I’m in a really weird, spiritual place right now. Most people say they’re in the “desert” when they’re angry at God or feel far from God. Quite the contrary for me…I feel spiritually overwhelmed. I’m unsure of what direction to take because I have such high demands going on at the same damn time! Here are some of the things that are constantly knocking at my door:
New church or nah? I don’t know how to make this decision. I know that the church I was previously at, which I left about 5 months ago, was draining me spiritually. It was literally a chore just to get up and go there because I felt obligated. While I would sit in service, I would think about all the other things I could be doing and then become distracted by Twitter. I left my “Sunday School Religion” a long time ago and that was all I heard from the pastor after a while. I just didn’t agree with him theologically which made it even more of a burden to go to church. That is not spiritual nor is it helping me connect to God on a deeper level. Honestly, I haven’t found a local church to replace it so I’ve been watching my former church home in ATL online (I really miss that church). Most of these churches….annoy me with hypocrisy and shallowness. Perhaps it’s the area I live…who knows. Now I’m just waiting for God to get me out of this desert…not very patiently either.
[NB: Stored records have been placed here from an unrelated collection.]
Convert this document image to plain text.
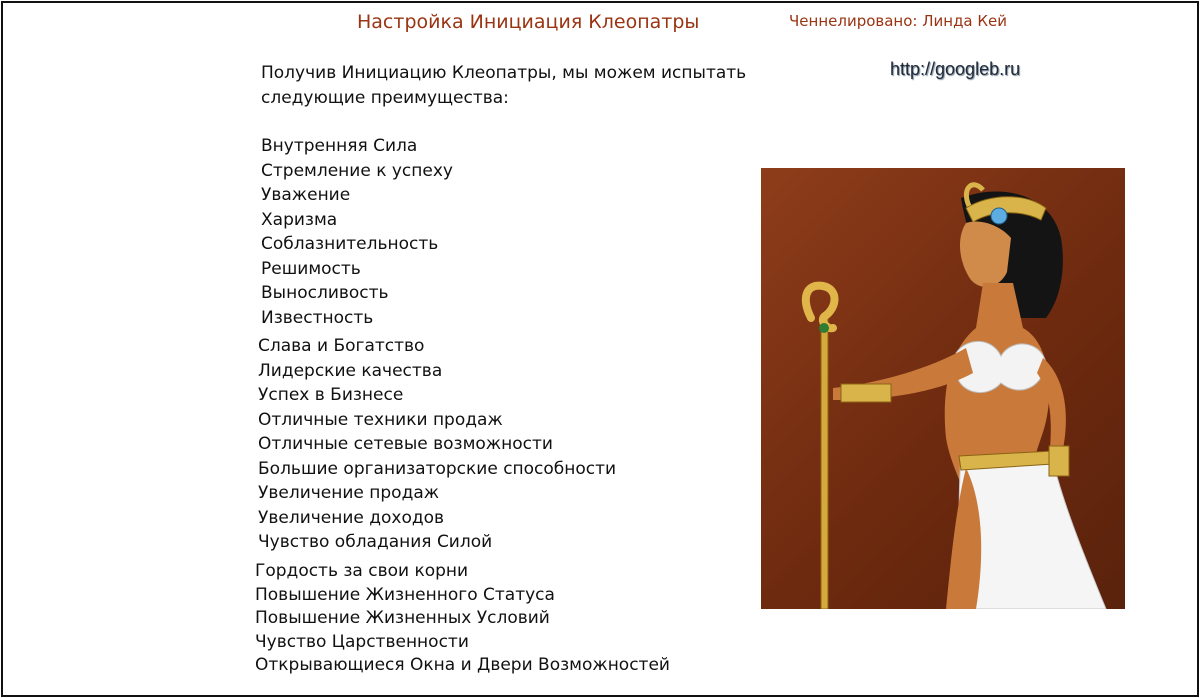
Настройка Инициация Клеопатры	Ченнелировано: Линда Кей
http://googleb.ru
Получив Инициацию Клеопатры, мы можем испытать следующие преимущества:
Внутренняя Сила
Стремление к успеху
Уважение
Харизма
Соблазнительность
Решимость
Выносливость
Известность
Слава и Богатство
Лидерские качества
Успех в Бизнесе
Отличные техники продаж
Отличные сетевые возможности
Большие организаторские способности
Увеличение продаж
Увеличение доходов
Чувство обладания Силой
Гордость за свои корни
Повышение Жизненного Статуса
Повышение Жизненных Условий
Чувство Царственности
Открывающиеся Окна и Двери Возможностей
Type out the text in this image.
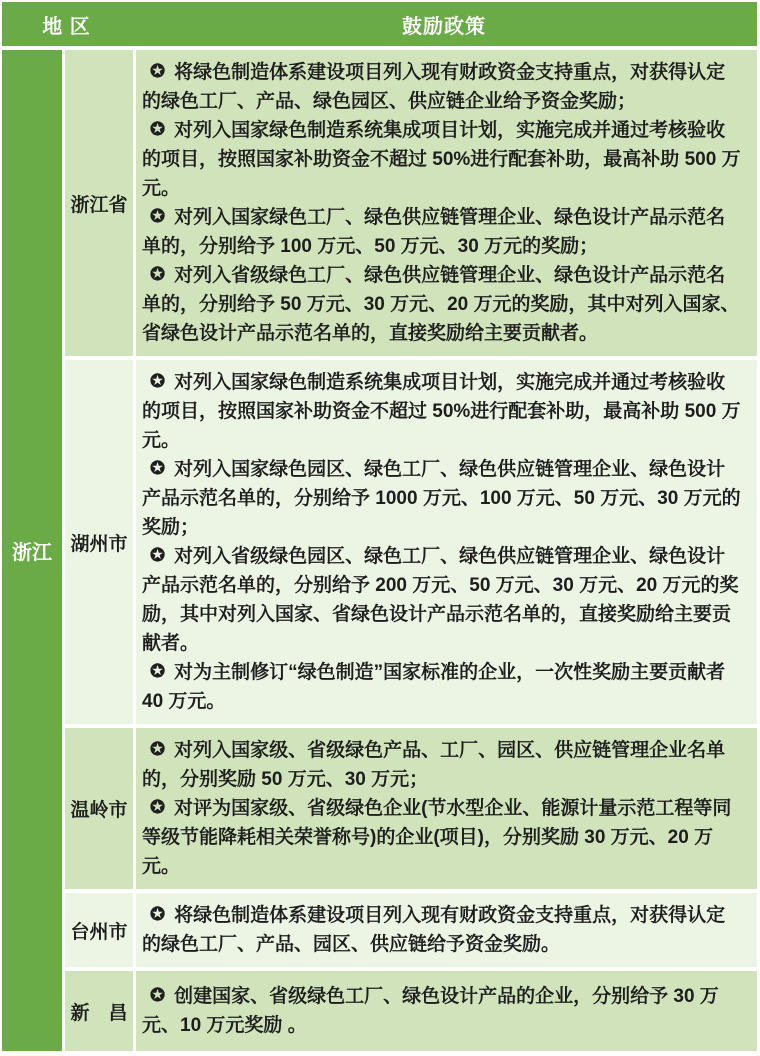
地 区	鼓励政策
浙江
浙江省

✪ 将绿色制造体系建设项目列入现有财政资金支持重点，对获得认定的绿色工厂、产品、绿色园区、供应链企业给予资金奖励；

✪ 对列入国家绿色制造系统集成项目计划，实施完成并通过考核验收的项目，按照国家补助资金不超过 50%进行配套补助，最高补助 500 万元。

✪ 对列入国家绿色工厂、绿色供应链管理企业、绿色设计产品示范名单的，分别给予 100 万元、50 万元、30 万元的奖励；

✪ 对列入省级绿色工厂、绿色供应链管理企业、绿色设计产品示范名单的，分别给予 50 万元、30 万元、20 万元的奖励，其中对列入国家、省绿色设计产品示范名单的，直接奖励给主要贡献者。

湖州市

✪ 对列入国家绿色制造系统集成项目计划，实施完成并通过考核验收的项目，按照国家补助资金不超过 50%进行配套补助，最高补助 500 万元。

✪ 对列入国家绿色园区、绿色工厂、绿色供应链管理企业、绿色设计产品示范名单的，分别给予 1000 万元、100 万元、50 万元、30 万元的奖励；

✪ 对列入省级绿色园区、绿色工厂、绿色供应链管理企业、绿色设计产品示范名单的，分别给予 200 万元、50 万元、30 万元、20 万元的奖励，其中对列入国家、省绿色设计产品示范名单的，直接奖励给主要贡献者。

✪ 对为主制修订“绿色制造”国家标准的企业，一次性奖励主要贡献者 40 万元。

温岭市

✪ 对列入国家级、省级绿色产品、工厂、园区、供应链管理企业名单的，分别奖励 50 万元、30 万元；

✪ 对评为国家级、省级绿色企业(节水型企业、能源计量示范工程等同等级节能降耗相关荣誉称号)的企业(项目)，分别奖励 30 万元、20 万元。

台州市

✪ 将绿色制造体系建设项目列入现有财政资金支持重点，对获得认定的绿色工厂、产品、园区、供应链给予资金奖励。

新　昌

✪ 创建国家、省级绿色工厂、绿色设计产品的企业，分别给予 30 万元、10 万元奖励 。
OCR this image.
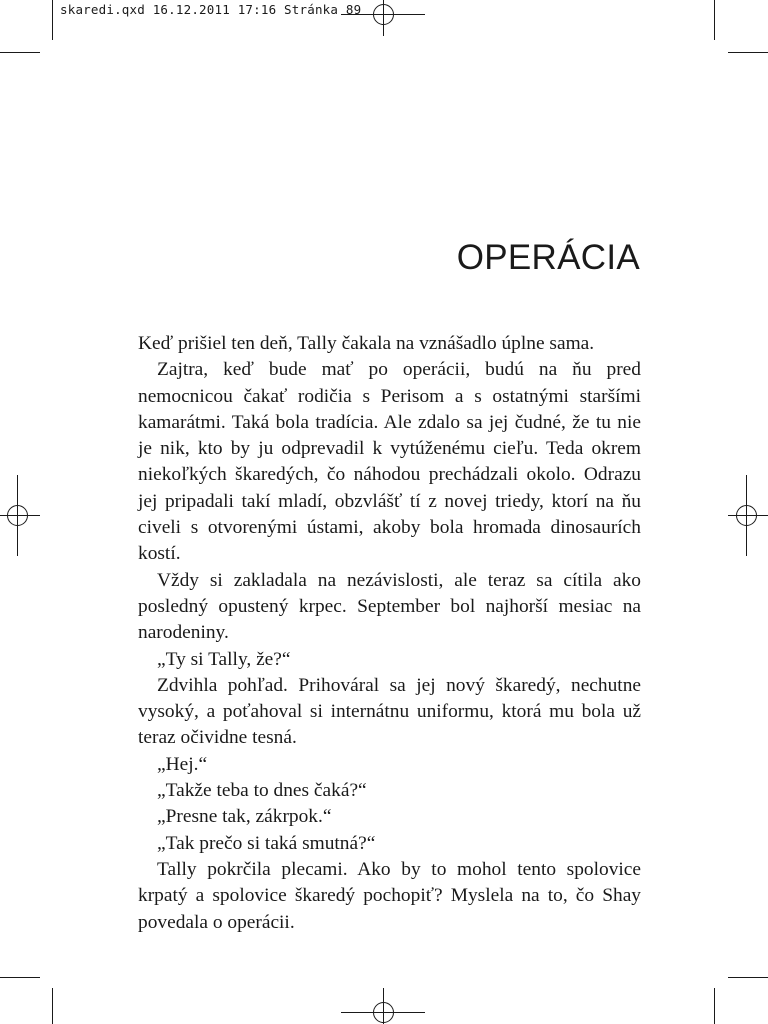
skaredi.qxd 16.12.2011 17:16 Stránka 89
OPERÁCIA

Keď prišiel ten deň, Tally čakala na vznášadlo úplne sama.

Zajtra, keď bude mať po operácii, budú na ňu pred nemocnicou čakať rodičia s Perisom a s ostatnými staršími kamarátmi. Taká bola tradícia. Ale zdalo sa jej čudné, že tu nie je nik, kto by ju odprevadil k vytúženému cieľu. Teda okrem niekoľkých škaredých, čo náhodou prechádzali okolo. Odrazu jej pripadali takí mladí, obzvlášť tí z novej triedy, ktorí na ňu civeli s otvorenými ústami, akoby bola hromada dinosaurích kostí.

Vždy si zakladala na nezávislosti, ale teraz sa cítila ako posledný opustený krpec. September bol najhorší mesiac na narodeniny.

„Ty si Tally, že?“

Zdvihla pohľad. Prihováral sa jej nový škaredý, nechutne vysoký, a poťahoval si internátnu uniformu, ktorá mu bola už teraz očividne tesná.

„Hej.“

„Takže teba to dnes čaká?“

„Presne tak, zákrpok.“

„Tak prečo si taká smutná?“

Tally pokrčila plecami. Ako by to mohol tento spolovice krpatý a spolovice škaredý pochopiť? Myslela na to, čo Shay povedala o operácii.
This blog venture. I have tons of ideas and many things I know that I should be doing, but i have little time or resources to do it and build it. Basically, I’m burnt out. And this little project couldn’t have been birthed at a worse time. I need about 3 other ME’s like that movie “Duplicity”. Do you know how much work I would get done? I would be the ME on vacation :). It pains me to not be able to take the time to do it correctly and make the connections I want to make. I’m juggling so many balls (pause?) that I know soon one is going to drop. I can’t afford for any to drop. I have no way to make a choice. I just don’t. Fortunately spring break is in two weeks and I plan on some great R&R.
Heartstrings. I’m actually feeling great in this area, I just don’t have the time. As evidenced by points 1 and B. When I think about doing something nice or sending a thoughtful message, I remember the 187438379 other things I have to do and fall asleep. Yes, people make time for what they want to make time for…but I’m selfish and it’s not enough time for me. I’m an everyday, all day kinda love girl…unrealistic? Maybe, but I need that and right now I’m finding it really difficult to make that compromise. Is this what the rest of life will look like? *gazes out the window* It sounds like more work…
Work. I’m employed. My responsibility is continuously increasing. Nuff said.
See, these aren’t bad things. They are in fact blessings…good problems. But I don’t know what to do so I end up surfing Netflix and watching DVR repeats to occupy my spinning mind. I’m making chaos where there is none…I know. I function best when there is chaos…Lord help me. I WANNA BE FREE!! Ohio Players said it best…now get me out of this stupid desert!